New Taskbar Customization Options: Size, Labels, and Alignment
Taskbar repositioning arrives alongside broader taskbar customization options. Insiders can now set icon alignment independently for each taskbar position: left or centered when the bar is on the top or bottom, and top or centered when it’s vertical on the left or right. A refined “Never combine” option keeps each open window visible with its own label, which is especially powerful in a vertical layout that becomes a scrollable list of active windows. Microsoft is also exposing a clearer way to shrink the taskbar: a “Show smaller taskbar buttons” switch that immediately reduces both icon size and taskbar height without requiring a restart, useful on tablets and smaller laptops. Together, these changes significantly reduce the need for third-party utilities and registry hacks that many users have relied on to reclaim control of the Windows 11 interface.

Limitations in the Experimental Build and What Comes Next
Despite the excitement, the movable taskbar is still very much a work in progress. The feature is limited to the Experimental channel of the Windows Insider program, and Microsoft acknowledges several gaps it plans to close before a broader rollout. Auto-hide and tablet-optimized taskbar modes are not yet supported when the bar is docked to the top or sides, and touch gestures in these alternate positions remain incomplete. The search box currently falls back to a simple icon outside the bottom-docked layout, and Microsoft is investigating more advanced capabilities like per-monitor taskbar positions and drag-and-drop repositioning in future builds. There are even known alignment quirks, particularly when the taskbar is moved to the left side of the screen. All of this suggests the public release is still a few months away as Microsoft stabilizes behavior and validates feedback.

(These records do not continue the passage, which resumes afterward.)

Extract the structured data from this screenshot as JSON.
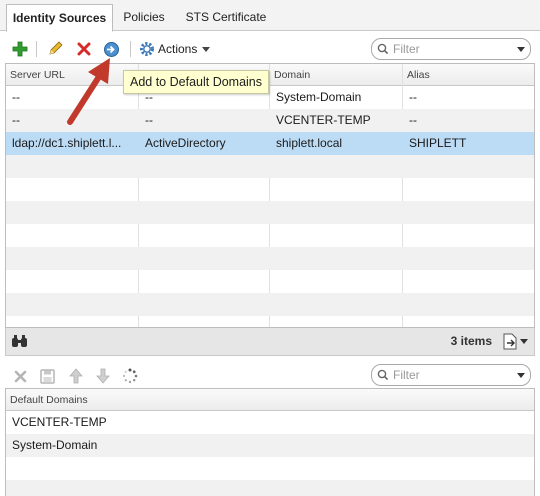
{
  "tabs": [
    {
      "label": "Identity Sources",
      "active": true
    },
    {
      "label": "Policies",
      "active": false
    },
    {
      "label": "STS Certificate",
      "active": false
    }
  ],
  "toolbar": {
    "icons": [
      "add-icon",
      "edit-icon",
      "delete-icon",
      "add-to-default-domains-icon",
      "gear-icon"
    ],
    "actions_label": "Actions",
    "filter_placeholder": "Filter"
  },
  "tooltip": "Add to Default Domains",
  "identity_grid": {
    "columns": [
      "Server URL",
      "",
      "Domain",
      "Alias"
    ],
    "rows": [
      {
        "server_url": "--",
        "type": "--",
        "domain": "System-Domain",
        "alias": "--",
        "selected": false
      },
      {
        "server_url": "--",
        "type": "--",
        "domain": "VCENTER-TEMP",
        "alias": "--",
        "selected": false
      },
      {
        "server_url": "ldap://dc1.shiplett.l...",
        "type": "ActiveDirectory",
        "domain": "shiplett.local",
        "alias": "SHIPLETT",
        "selected": true
      }
    ],
    "items_count": "3 items"
  },
  "lower_toolbar": {
    "icons": [
      "remove-icon",
      "save-icon",
      "move-up-icon",
      "move-down-icon",
      "refresh-spinner-icon"
    ],
    "filter_placeholder": "Filter"
  },
  "default_domains": {
    "header": "Default Domains",
    "rows": [
      "VCENTER-TEMP",
      "System-Domain"
    ]
  },
  "colors": {
    "selection": "#bcdcf6",
    "annotation_arrow": "#c0392b",
    "tooltip_bg": "#ffffcf"
  }
}
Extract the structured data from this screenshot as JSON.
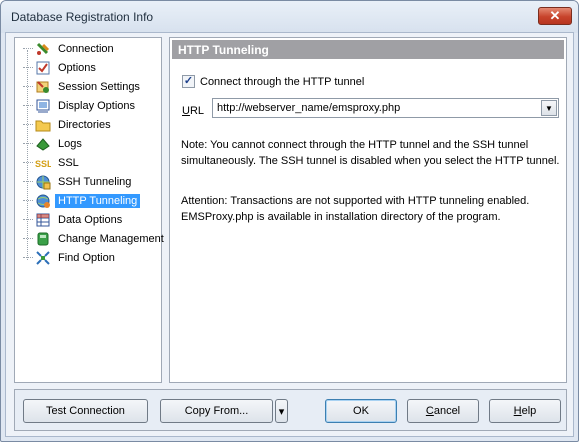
{
  "window": {
    "title": "Database Registration Info",
    "close_glyph": "✕"
  },
  "tree": {
    "items": [
      {
        "label": "Connection",
        "icon": "connection-icon"
      },
      {
        "label": "Options",
        "icon": "options-icon"
      },
      {
        "label": "Session Settings",
        "icon": "session-settings-icon"
      },
      {
        "label": "Display Options",
        "icon": "display-options-icon"
      },
      {
        "label": "Directories",
        "icon": "folder-icon"
      },
      {
        "label": "Logs",
        "icon": "logs-icon"
      },
      {
        "label": "SSL",
        "icon": "ssl-icon"
      },
      {
        "label": "SSH Tunneling",
        "icon": "ssh-icon"
      },
      {
        "label": "HTTP Tunneling",
        "icon": "http-globe-icon",
        "selected": true
      },
      {
        "label": "Data Options",
        "icon": "data-options-icon"
      },
      {
        "label": "Change Management",
        "icon": "change-management-icon"
      },
      {
        "label": "Find Option",
        "icon": "find-option-icon"
      }
    ]
  },
  "panel": {
    "header": "HTTP Tunneling",
    "checkbox_label": "Connect through the HTTP tunnel",
    "checkbox_checked": true,
    "url_label_underlined": "U",
    "url_label_rest": "RL",
    "url_value": "http://webserver_name/emsproxy.php",
    "note": "Note: You cannot connect through the HTTP tunnel and the SSH tunnel simultaneously. The SSH tunnel is disabled  when you select the HTTP tunnel.",
    "attention": "Attention: Transactions are not supported with HTTP tunneling enabled. EMSProxy.php is available in installation directory of the program."
  },
  "buttons": {
    "test_connection": "Test Connection",
    "copy_from": "Copy From...",
    "copy_from_arrow": "▾",
    "ok": "OK",
    "cancel_underlined": "C",
    "cancel_rest": "ancel",
    "help_underlined": "H",
    "help_rest": "elp"
  }
}
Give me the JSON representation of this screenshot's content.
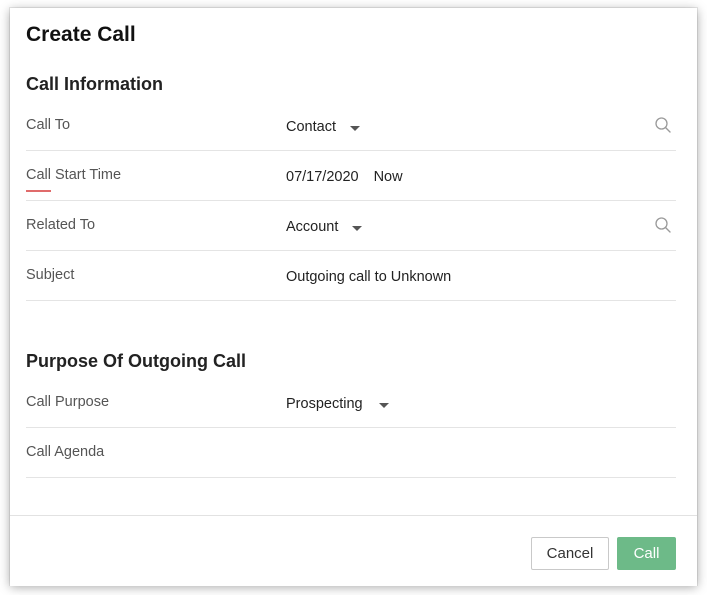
{
  "dialog": {
    "title": "Create Call"
  },
  "sections": {
    "call_information": "Call Information",
    "purpose": "Purpose Of Outgoing Call"
  },
  "fields": {
    "call_to": {
      "label": "Call To",
      "value": "Contact"
    },
    "call_start_time": {
      "label": "Call Start Time",
      "date": "07/17/2020",
      "time": "Now"
    },
    "related_to": {
      "label": "Related To",
      "value": "Account"
    },
    "subject": {
      "label": "Subject",
      "value": "Outgoing call to Unknown"
    },
    "call_purpose": {
      "label": "Call Purpose",
      "value": "Prospecting"
    },
    "call_agenda": {
      "label": "Call Agenda",
      "value": ""
    }
  },
  "footer": {
    "cancel_label": "Cancel",
    "call_label": "Call"
  },
  "colors": {
    "primary_button": "#6dba88",
    "focus_underline": "#e06b6b"
  },
  "icons": {
    "search": "search-icon",
    "dropdown": "caret-down-icon"
  }
}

Start Menu Changes: Less Clutter, Fewer Ads, More Control
The Start Menu is evolving alongside the taskbar, with Microsoft responding to long-running complaints about clutter and unwanted recommendations. New section-level toggles will let users independently show or hide the Pinned apps grid, the Recommended (soon to be renamed “Recent”) feed, and even the full All apps list. That gives you the option to turn Start into a clean launcher for just the elements you care about instead of a catch-all surface. Microsoft also plans to refine the Recent section with better file relevancy and new size controls. The rebrand from Recommended to Recent is telling: it reflects a quiet retreat from using Start as a promotional channel for third-party apps such as messaging clients and browsers. Combined with the taskbar work, these Start Menu changes indicate a shift toward respecting user intent over engagement metrics.
Why These Windows 11 UI Updates Matter
Taken together, the new Windows 11 taskbar move options and Start Menu changes mark a philosophical reset for Microsoft’s desktop OS. For nearly five years, pinning the taskbar to the bottom symbolized a more rigid, design-first Windows that often clashed with the habits of enthusiasts, developers, and accessibility-focused users. Restoring a movable taskbar, exposing granular controls for icon alignment, labels, and sizing, and letting people declutter Start all signal that user feedback is finally shaping the roadmap. Microsoft leadership has explicitly talked about winning back Windows fans by focusing on fundamentals, and this batch of Windows 11 UI updates is an early proof point. For anyone who installed third-party taskbar replacements on day one, the message is clear: keep an eye on the Insider builds, because many of those once-essential tweaks are on their way into Windows itself.